Alexey Guzey asks why there is only one Elon Musk:
There are almost 8 billion people on the planet – why is there so much low-hanging fruit? Why is there so much stuff to work on? Why is there only one Elon Musk?
With Tesla recently becoming the most valuable automaker in the world, it’s a good question. How does one person seem to have the energy and talent to simultaneously launch an automobile revolution and actual rockets, while many of us struggle to go to the gym each week?
Musk isn’t alone. Read the biography of any great thinker, entrepreneur or leader. One quality emerges repeatedly: the extraordinary energy with which they throw themselves into pursuits.
Ben Franklin starting a printing empire, retiring in his forties, inventing the lightning rod and helping write the Declaration of Independence. Marie Curie winning two Nobels while raising children. Thomas Edison’s famed sleep schedule of only four hours per night.
Seeing this trend, it seems hard to deny that your life might be better if you were a little more motivated. Or could there be another side to the story?
Motivation: Rational or Biased?
Theories of motivation tend to come in two flavors:
- Rational. Our motivations reflect our preferences. We’re motivated by visible opportunities. If you don’t feel driven, the problem is a lack of destinations worth driving towards.
- Biased. We’re short-sighted and lazy. Our minds weren’t built for modernity, so we often ignore obvious ways to make our lives better. Boosting your motivation, even artificially, can make you better off.
Rational theories are common in economics. Many economic theories naturally assume we make the best decisions, given our options.
This assumption is often criticized. “Don’t those ivory tower eggheads know that people are irrational? With such a faulty premise, the entire field ought to be thrown out!”
Yet, I’m pretty sympathetic to this premise.
In physics, many problems are simplified in ways that are unrealistic. Irregular bodies are assumed to be perfect spheres. Friction is ignored. Density is uniform. Far from resulting in failure, these simplifications allow for tractable analysis yielding incredibly precise predictions.
Similarly, even if humans are frequently biased, pretending they’re approximately rational still does a pretty good job. In some cases, our mistakes are inherently self-correcting. Even if most investors are biased about the stock market, it only takes a few to spot the error, fix it and make a windfall.
Signaling theories boost the plausibility of rational drives even further. These theories say that we often lie to ourselves about our true motives to look better to other people. Our motivations encode a hidden logic we don’t consciously perceive. The thing you don’t feel motivated to do, but can’t say why, may be for reasons you’d rather not endorse.
If you take this stance, our motivations tend to be rational. Elon Musk is super motivated because he genuinely has great opportunities. The fact that you are hesitant may be owing more to your options than your character.
Is Your Lack of Motivation a Misperception?
Other theories of motivation claim we’re inherently biased.

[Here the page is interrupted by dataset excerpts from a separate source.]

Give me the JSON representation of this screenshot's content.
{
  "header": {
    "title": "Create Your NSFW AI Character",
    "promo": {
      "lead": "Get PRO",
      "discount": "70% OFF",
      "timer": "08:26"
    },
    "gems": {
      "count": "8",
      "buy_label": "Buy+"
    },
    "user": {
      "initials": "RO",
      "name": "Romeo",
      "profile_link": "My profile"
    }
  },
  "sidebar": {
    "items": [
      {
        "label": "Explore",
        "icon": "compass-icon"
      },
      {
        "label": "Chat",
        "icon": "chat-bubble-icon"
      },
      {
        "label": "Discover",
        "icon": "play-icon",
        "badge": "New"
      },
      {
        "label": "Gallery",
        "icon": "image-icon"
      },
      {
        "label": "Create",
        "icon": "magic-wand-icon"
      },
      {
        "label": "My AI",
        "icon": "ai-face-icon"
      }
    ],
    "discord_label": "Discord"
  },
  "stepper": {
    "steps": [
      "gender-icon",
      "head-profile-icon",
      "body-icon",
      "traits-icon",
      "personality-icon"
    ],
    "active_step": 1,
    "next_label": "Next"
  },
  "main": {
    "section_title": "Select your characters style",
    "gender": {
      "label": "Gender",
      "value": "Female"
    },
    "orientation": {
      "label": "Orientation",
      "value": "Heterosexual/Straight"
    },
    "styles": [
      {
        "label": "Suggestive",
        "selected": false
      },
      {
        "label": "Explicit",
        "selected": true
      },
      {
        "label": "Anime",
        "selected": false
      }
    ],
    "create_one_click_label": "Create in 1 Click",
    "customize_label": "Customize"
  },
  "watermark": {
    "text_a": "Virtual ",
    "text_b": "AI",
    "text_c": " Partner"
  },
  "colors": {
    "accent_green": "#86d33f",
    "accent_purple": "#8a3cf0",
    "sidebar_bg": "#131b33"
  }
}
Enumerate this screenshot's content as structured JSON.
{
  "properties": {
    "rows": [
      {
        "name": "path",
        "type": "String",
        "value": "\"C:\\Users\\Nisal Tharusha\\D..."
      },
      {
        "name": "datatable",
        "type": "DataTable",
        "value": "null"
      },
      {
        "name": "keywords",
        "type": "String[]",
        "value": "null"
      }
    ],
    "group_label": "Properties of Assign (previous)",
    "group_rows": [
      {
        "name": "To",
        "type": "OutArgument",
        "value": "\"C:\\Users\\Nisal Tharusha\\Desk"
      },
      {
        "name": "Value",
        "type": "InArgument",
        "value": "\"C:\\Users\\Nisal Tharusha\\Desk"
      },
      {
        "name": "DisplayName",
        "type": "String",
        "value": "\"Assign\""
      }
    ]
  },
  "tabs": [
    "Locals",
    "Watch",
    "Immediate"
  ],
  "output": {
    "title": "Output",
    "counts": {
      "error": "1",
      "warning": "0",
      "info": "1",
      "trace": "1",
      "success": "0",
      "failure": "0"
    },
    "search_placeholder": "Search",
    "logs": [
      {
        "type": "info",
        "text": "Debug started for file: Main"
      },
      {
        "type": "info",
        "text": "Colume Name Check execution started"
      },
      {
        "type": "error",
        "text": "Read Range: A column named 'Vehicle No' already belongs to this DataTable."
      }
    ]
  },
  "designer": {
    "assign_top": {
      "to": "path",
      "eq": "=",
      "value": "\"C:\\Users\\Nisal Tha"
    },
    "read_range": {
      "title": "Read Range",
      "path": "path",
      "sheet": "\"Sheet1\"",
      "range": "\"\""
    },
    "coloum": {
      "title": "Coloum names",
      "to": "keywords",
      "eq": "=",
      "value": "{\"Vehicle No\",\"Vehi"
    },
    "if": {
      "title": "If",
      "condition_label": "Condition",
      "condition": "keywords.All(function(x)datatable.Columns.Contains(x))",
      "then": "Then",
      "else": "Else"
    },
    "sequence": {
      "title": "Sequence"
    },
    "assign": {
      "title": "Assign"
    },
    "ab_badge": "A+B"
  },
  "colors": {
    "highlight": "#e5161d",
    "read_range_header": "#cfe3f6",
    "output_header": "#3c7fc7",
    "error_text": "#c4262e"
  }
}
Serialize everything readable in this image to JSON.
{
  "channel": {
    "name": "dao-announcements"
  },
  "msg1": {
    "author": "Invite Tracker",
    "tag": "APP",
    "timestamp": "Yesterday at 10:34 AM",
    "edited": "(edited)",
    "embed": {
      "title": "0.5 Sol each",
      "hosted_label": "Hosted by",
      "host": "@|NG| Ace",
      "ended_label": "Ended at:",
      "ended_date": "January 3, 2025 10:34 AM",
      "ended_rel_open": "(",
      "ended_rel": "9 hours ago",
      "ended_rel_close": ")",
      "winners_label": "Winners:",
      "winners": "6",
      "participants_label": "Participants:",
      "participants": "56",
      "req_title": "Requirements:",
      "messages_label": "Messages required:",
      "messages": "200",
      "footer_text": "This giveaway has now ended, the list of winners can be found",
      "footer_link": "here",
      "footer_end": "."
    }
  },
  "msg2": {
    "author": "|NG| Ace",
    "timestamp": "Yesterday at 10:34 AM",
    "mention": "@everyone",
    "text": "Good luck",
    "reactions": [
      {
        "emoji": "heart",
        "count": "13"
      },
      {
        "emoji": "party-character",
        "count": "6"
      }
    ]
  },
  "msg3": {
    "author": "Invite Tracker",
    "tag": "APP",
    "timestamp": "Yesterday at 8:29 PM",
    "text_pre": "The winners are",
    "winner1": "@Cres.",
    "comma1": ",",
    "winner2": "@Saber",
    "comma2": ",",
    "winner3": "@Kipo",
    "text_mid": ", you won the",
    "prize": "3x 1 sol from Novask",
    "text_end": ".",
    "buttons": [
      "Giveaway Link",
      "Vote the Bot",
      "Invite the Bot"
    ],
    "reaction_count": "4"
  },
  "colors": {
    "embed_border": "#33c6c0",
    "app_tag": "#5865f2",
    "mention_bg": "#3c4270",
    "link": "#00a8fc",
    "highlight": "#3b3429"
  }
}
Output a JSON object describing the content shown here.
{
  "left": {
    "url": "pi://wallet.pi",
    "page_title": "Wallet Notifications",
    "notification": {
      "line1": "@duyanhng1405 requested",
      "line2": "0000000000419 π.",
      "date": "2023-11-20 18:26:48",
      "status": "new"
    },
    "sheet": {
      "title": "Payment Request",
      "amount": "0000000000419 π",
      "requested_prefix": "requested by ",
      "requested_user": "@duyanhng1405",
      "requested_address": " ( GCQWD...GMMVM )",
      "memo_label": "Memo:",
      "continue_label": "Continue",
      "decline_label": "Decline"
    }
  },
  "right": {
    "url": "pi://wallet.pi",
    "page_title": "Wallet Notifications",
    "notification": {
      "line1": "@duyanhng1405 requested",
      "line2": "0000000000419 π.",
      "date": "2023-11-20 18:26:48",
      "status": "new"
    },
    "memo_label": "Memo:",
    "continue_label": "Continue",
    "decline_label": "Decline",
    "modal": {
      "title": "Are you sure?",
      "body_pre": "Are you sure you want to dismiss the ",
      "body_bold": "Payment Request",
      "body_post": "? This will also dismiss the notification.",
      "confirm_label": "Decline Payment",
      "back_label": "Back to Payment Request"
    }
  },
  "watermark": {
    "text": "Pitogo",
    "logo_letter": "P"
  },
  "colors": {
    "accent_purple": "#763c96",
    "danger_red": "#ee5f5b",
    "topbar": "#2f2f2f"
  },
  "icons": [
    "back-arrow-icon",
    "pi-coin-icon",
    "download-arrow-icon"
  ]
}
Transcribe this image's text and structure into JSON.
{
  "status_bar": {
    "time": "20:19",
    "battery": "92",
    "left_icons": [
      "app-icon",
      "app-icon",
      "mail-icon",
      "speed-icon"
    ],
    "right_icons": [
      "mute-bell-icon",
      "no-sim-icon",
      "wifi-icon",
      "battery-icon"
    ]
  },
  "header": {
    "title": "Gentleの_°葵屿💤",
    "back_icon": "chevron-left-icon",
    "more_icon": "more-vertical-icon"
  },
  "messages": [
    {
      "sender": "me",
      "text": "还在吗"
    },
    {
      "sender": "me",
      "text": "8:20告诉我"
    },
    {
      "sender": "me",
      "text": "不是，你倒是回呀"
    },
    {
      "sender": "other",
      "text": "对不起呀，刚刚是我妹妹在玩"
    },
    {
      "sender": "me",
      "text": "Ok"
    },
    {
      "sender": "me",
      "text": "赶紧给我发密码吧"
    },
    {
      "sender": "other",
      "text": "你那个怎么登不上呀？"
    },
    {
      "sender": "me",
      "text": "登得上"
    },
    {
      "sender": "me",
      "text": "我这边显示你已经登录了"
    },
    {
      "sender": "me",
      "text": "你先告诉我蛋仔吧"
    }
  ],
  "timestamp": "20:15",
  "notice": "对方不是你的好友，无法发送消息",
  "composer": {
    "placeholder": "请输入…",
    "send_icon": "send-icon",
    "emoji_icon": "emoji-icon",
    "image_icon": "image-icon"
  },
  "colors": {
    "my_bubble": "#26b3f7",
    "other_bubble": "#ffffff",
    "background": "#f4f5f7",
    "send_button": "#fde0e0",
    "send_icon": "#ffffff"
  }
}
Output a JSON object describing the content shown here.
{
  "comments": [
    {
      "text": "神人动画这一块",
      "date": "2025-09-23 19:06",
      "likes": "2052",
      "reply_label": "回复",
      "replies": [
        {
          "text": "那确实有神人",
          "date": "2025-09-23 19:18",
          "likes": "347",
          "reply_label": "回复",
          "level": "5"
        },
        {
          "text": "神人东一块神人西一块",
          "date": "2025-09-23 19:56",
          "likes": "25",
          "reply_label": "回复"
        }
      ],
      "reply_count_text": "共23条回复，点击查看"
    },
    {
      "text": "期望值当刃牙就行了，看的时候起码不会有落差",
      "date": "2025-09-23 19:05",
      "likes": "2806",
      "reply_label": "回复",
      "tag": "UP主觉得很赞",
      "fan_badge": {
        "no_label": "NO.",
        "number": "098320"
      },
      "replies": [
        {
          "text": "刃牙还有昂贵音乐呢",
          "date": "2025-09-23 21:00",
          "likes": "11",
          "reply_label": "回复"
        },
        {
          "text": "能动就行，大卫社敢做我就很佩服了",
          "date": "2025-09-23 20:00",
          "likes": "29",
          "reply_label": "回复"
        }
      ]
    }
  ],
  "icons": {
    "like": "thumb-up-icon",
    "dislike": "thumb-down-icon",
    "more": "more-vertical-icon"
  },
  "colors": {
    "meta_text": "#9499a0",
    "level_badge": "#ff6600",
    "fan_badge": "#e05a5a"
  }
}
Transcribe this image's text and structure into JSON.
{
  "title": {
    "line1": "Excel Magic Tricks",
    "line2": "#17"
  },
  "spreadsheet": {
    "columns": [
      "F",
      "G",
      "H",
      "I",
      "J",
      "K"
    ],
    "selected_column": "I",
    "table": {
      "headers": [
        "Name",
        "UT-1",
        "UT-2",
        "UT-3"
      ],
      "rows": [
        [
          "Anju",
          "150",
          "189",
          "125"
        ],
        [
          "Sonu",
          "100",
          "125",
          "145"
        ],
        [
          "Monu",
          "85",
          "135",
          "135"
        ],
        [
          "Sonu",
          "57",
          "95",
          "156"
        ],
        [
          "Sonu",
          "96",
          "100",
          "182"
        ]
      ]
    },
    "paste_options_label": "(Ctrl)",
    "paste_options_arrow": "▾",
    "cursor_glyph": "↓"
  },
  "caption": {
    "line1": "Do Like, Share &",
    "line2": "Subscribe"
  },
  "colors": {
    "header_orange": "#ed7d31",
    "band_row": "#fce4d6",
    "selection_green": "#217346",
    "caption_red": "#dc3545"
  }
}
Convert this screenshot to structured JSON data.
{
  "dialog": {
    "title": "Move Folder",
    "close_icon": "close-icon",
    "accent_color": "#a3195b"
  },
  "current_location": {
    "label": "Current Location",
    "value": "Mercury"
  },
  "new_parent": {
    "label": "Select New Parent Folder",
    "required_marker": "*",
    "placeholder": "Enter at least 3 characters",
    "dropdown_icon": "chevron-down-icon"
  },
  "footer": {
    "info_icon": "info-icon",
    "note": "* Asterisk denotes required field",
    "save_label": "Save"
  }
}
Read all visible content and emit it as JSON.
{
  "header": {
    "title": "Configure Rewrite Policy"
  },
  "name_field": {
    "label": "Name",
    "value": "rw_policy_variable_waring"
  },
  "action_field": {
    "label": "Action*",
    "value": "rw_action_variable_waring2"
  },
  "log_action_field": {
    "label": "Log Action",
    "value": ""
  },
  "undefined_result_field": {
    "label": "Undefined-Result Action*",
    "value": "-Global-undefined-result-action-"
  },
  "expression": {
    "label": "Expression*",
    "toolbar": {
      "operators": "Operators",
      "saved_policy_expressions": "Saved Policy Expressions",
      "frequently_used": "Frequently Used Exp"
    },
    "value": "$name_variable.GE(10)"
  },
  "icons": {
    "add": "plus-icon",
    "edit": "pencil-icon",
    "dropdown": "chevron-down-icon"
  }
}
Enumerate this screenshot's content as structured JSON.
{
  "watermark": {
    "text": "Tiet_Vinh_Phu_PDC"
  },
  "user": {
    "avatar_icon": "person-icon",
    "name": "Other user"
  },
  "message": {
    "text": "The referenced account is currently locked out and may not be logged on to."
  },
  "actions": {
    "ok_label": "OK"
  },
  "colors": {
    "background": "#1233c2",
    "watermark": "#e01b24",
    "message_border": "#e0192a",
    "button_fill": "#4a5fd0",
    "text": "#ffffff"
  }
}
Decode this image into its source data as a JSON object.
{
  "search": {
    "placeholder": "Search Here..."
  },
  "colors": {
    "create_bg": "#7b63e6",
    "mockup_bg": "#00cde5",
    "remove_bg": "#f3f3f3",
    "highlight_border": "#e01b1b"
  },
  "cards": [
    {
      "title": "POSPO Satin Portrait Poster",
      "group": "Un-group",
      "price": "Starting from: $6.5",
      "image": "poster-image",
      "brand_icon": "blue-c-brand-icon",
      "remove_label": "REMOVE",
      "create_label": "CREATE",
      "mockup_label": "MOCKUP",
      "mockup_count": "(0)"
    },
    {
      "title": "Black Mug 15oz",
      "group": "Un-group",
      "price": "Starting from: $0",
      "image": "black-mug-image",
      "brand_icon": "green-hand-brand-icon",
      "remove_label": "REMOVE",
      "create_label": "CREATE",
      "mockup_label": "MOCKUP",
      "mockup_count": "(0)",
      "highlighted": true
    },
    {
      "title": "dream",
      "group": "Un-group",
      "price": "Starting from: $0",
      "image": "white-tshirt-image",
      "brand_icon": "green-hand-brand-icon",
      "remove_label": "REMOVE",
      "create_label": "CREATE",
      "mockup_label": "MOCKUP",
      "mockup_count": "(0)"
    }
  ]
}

Sometimes this happens because perfect rationality isn’t possible. There’s always an infinite set of choices. We only know about a small fraction. Rationality is always bounded, so smart decisions necessarily ignore some options.
In other cases, it may be rules of thumb that no longer fit. Modernity differs in substantial ways from the environment that evolved us. Until recent history, life was overwhelmingly zero-sum. There was little innovation or social progress. Ambition was evil because, in most cases, to have more was the direct result of taking from somebody else.
Side note: This recent flip from zero (or negative) sum to positive-sum puts many ancient thinkers in a different light. As I argue in my review of the Dao De Jing, much of the book is written as political advice. Non-doing comes across as strange wisdom to our modern ears, but in a world where ambition inevitably involved massacring your opponent, it’s surprisingly simple and humane.
There may be few Elon Musks, then, because our instincts can’t fathom the idea that an individual may be able to create wealth or drive progress. We’re colorblind to these opportunities, more easily perceiving the same status climbing pursuits of our ancestors.
Motivation: Listen or Nudge?
These two perspectives suggest two different approaches you should take:
- If you believe motivation is mostly rational, the correct attitude is to listen. Pay attention to what motivates you. If you feel uninspired, it might be that your current opportunities aren’t particularly good. If you feel obsessed, that’s a good sign you’re on the right path.
- Believe motivation is biased and some nudging is necessary. Even great opportunities require discipline to recognize. Rules, systems and habits can nudge you out of your lazier self.
My own view is in-between. I do think nudging is needed in the short-term. Procrastination that melts away after you begin. Frustration that fades with a good night’s rest. Motivation is always bumping up and down, so momentary changes don’t mean very much.
In the long-term, however, your motivation is an important signal. If you can’t motivate yourself for months or years, the problem is probably with the project.
Like a river flowing downhill, our behavior tends to settle in the place of most reward. We can build dams and floodways to redirect it, but our engineering efforts have a limited scope. You make the most progress when you’re not trying to push water uphill.